Mais c’est ce qu’un chrétien ne saurait accepter ! Force lui est ici de haïr et de condamner. Peu importe dès lors que Savonarole souhaitât une beauté religieuse : feuilletez, compulsez ses sermons en tout sens, il en ressortira toujours qu’il conçoit l’art subordonné à quelque chose de supérieur, qu’il le soumet à la vertu, et fait de la beauté en dernière analyse une manifestation morale. Pour lui, la beauté vient de l’âme. L’âme transfigure le visage. Une physionomie, même laide, si elle respire la sainteté, sera toujours aimable. Un ange apparaît dans le gueux disgracié qui prie. De deux femmes, également belles, l’une pure, l’autre dissolue, le lustre de la première attire tous les regards[1]. Ces idées éclatent en propositions d’un idéalisme exalté.
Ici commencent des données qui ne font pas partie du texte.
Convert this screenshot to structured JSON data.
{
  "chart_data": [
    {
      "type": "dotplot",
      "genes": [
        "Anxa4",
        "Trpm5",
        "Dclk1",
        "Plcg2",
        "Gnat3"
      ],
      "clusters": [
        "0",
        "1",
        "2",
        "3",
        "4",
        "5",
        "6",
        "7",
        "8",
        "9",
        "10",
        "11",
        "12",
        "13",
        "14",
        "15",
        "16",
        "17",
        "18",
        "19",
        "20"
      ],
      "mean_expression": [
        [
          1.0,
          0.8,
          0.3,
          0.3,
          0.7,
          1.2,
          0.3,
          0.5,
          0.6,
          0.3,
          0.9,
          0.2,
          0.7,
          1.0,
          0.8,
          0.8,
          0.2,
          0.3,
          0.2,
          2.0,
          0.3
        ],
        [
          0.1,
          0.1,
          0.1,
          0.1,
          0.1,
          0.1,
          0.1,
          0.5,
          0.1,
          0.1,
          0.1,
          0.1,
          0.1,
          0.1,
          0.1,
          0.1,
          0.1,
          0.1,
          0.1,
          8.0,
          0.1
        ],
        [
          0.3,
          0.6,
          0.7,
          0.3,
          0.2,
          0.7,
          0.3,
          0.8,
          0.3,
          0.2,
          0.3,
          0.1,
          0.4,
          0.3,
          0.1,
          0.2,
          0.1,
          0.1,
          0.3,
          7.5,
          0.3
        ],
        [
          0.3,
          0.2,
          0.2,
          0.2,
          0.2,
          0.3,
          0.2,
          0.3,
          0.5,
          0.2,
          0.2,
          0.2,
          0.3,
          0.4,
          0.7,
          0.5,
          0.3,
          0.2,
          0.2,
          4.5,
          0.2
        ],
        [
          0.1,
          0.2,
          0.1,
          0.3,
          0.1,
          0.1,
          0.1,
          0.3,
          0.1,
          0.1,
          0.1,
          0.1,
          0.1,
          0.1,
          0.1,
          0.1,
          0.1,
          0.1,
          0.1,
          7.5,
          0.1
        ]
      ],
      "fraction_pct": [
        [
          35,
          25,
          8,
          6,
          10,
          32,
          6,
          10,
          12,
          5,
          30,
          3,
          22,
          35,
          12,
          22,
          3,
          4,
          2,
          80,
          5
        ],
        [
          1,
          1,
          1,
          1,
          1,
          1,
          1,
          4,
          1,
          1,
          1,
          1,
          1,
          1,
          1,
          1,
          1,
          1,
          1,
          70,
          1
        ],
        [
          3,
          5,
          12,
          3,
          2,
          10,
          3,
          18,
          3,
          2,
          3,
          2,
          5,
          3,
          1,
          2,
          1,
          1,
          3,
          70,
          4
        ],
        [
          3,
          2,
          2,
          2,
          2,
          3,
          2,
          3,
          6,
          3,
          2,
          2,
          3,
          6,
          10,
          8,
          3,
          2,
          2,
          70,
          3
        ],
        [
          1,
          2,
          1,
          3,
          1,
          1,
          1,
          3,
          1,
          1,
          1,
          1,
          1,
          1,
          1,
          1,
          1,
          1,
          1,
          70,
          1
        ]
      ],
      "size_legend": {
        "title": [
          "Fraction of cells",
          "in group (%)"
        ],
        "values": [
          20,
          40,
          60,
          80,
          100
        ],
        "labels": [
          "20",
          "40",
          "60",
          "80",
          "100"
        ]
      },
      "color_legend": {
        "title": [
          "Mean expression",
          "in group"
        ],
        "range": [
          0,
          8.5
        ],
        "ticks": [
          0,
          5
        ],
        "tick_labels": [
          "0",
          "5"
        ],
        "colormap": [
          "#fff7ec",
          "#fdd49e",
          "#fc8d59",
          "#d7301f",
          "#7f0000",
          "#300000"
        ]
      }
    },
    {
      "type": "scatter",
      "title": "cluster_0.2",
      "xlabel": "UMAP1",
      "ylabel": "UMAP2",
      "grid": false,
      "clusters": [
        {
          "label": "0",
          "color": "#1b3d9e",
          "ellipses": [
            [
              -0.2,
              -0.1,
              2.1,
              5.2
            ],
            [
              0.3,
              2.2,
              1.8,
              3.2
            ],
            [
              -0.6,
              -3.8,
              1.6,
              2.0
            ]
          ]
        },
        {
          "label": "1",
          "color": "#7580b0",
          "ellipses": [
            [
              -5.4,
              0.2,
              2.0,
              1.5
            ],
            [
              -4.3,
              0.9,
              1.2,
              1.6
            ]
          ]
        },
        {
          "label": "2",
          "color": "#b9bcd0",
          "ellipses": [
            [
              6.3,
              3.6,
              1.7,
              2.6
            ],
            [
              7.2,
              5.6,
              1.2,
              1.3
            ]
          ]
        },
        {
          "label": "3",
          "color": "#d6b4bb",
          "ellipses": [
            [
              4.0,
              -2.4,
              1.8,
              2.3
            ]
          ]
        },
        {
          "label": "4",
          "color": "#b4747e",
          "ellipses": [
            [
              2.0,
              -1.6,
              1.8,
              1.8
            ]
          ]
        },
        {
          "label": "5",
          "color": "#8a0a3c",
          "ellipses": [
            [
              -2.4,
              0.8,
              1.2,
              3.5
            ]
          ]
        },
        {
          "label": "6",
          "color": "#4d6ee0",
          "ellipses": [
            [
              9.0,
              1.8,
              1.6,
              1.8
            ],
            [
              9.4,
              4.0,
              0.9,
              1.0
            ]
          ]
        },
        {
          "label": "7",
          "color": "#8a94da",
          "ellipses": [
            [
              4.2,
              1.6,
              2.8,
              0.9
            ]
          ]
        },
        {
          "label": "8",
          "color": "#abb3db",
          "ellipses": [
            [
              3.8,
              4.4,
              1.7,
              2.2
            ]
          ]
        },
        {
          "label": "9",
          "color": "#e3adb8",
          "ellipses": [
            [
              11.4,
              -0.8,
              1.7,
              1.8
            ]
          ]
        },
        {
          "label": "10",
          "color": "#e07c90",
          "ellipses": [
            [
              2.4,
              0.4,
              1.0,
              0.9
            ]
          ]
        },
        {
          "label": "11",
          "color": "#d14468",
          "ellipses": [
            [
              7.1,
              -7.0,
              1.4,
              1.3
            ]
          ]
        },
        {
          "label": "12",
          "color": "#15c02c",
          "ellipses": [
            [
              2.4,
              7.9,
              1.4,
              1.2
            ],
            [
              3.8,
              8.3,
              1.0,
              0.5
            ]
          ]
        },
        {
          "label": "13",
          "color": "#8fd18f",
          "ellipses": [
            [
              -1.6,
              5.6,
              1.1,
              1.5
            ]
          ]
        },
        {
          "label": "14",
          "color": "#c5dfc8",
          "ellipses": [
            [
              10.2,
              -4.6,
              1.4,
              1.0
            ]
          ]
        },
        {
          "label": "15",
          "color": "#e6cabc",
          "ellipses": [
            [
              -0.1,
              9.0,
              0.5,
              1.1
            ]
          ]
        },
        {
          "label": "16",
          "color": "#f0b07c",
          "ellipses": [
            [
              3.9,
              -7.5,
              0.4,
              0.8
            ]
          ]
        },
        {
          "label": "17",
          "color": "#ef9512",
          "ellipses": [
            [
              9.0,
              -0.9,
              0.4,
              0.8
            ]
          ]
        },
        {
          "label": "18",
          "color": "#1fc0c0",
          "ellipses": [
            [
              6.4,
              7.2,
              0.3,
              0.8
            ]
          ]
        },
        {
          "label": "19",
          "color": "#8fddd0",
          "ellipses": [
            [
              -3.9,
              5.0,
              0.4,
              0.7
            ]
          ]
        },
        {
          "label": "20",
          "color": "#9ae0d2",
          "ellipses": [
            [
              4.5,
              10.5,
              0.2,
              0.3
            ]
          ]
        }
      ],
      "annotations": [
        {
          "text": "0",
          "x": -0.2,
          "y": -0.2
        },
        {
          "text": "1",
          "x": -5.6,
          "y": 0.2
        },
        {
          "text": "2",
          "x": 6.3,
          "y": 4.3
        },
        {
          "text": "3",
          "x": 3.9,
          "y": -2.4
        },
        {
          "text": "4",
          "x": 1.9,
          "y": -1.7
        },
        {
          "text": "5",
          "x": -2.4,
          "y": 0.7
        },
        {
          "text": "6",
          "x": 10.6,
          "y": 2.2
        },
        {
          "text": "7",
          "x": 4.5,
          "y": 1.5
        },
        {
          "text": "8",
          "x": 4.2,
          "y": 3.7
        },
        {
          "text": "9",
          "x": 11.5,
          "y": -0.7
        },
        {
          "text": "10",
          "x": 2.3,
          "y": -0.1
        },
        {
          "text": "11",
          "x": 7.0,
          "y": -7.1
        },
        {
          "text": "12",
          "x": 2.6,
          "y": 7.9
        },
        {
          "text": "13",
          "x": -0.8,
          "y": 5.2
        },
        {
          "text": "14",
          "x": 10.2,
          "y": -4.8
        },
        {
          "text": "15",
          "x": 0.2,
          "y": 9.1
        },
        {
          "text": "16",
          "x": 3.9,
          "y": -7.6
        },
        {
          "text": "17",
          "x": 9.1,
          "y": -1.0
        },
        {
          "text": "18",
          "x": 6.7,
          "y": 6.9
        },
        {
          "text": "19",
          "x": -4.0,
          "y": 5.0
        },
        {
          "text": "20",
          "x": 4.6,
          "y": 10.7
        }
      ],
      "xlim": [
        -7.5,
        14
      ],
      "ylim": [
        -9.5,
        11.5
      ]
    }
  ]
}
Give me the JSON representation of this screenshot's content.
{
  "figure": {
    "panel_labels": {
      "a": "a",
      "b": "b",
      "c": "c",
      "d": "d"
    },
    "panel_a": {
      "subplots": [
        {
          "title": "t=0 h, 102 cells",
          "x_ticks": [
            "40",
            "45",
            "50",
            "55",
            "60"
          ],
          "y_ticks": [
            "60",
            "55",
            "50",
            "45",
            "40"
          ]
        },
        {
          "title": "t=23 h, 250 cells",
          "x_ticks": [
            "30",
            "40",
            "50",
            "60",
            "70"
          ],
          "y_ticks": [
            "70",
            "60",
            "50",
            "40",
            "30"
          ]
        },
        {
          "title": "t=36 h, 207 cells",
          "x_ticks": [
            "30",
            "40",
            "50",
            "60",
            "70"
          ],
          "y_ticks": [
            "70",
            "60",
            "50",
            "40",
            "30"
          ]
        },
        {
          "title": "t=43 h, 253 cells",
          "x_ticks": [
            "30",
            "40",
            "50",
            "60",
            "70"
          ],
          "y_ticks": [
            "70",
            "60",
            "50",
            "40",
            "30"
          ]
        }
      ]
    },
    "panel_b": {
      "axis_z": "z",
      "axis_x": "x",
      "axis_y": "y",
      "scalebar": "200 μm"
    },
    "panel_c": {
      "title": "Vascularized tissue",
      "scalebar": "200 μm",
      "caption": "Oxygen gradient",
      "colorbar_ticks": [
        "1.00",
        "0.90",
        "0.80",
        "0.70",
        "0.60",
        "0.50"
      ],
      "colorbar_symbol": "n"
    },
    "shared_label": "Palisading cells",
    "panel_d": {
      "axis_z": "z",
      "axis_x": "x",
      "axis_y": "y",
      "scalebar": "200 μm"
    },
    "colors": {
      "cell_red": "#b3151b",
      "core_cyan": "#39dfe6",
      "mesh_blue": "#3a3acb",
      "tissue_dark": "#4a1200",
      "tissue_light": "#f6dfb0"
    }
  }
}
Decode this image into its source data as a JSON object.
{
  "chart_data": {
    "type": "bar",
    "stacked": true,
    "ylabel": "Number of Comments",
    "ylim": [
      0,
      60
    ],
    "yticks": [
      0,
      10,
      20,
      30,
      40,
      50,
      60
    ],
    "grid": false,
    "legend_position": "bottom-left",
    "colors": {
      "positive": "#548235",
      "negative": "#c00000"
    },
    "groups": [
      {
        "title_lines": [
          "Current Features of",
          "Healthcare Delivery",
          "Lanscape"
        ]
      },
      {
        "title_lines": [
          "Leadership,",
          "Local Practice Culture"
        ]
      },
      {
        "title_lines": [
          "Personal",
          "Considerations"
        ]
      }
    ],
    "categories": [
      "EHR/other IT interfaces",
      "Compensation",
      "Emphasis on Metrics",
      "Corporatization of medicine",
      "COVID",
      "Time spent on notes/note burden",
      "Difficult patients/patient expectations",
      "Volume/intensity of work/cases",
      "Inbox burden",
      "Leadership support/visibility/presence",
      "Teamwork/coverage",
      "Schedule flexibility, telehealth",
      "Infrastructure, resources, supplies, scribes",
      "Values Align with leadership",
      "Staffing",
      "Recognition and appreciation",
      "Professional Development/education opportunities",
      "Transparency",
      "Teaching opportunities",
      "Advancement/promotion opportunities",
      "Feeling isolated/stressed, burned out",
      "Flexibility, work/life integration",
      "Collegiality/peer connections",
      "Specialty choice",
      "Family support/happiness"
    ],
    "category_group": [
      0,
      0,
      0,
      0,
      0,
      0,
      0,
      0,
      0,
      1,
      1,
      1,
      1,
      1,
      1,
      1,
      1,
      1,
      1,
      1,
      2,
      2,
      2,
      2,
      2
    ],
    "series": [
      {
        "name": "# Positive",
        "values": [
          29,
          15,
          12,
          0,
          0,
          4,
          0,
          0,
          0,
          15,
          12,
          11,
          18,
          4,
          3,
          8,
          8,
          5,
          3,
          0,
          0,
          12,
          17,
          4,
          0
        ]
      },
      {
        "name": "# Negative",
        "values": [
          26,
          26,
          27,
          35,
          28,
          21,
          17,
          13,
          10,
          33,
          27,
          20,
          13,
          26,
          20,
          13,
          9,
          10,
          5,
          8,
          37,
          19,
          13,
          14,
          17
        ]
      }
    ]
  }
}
« La beauté de l’homme et de la femme est d’autant plus parfaite qu’elle se rapproche davantage de la Beauté première. Mais, dites-vous, je voudrais savoir ce que c’est que la beauté ? La beauté ne consiste pas seulement dans les couleurs. C’est une qualité qui résulte de la proportion, de l’harmonie des membres et du reste du corps. Vous ne dites pas qu’une femme est belle parce qu’elle a un beau nez et de belles mains, mais parce que tout chez elle est bien proportionné. D’où vient donc cette beauté ? Si vous regardez bien, vous verrez qu’elle vient de l’âme. En effet, dès que l’âme a disparu, le corps devient pâle, méconnaissable ; sa beauté l’abandonne. De même, quand un artiste peint une figure d’après nature, son ouvrage est toujours moins beau que

  1. Carême sur Amos et Zacharie, sermon XXIV. Venise, 1519, f° 117.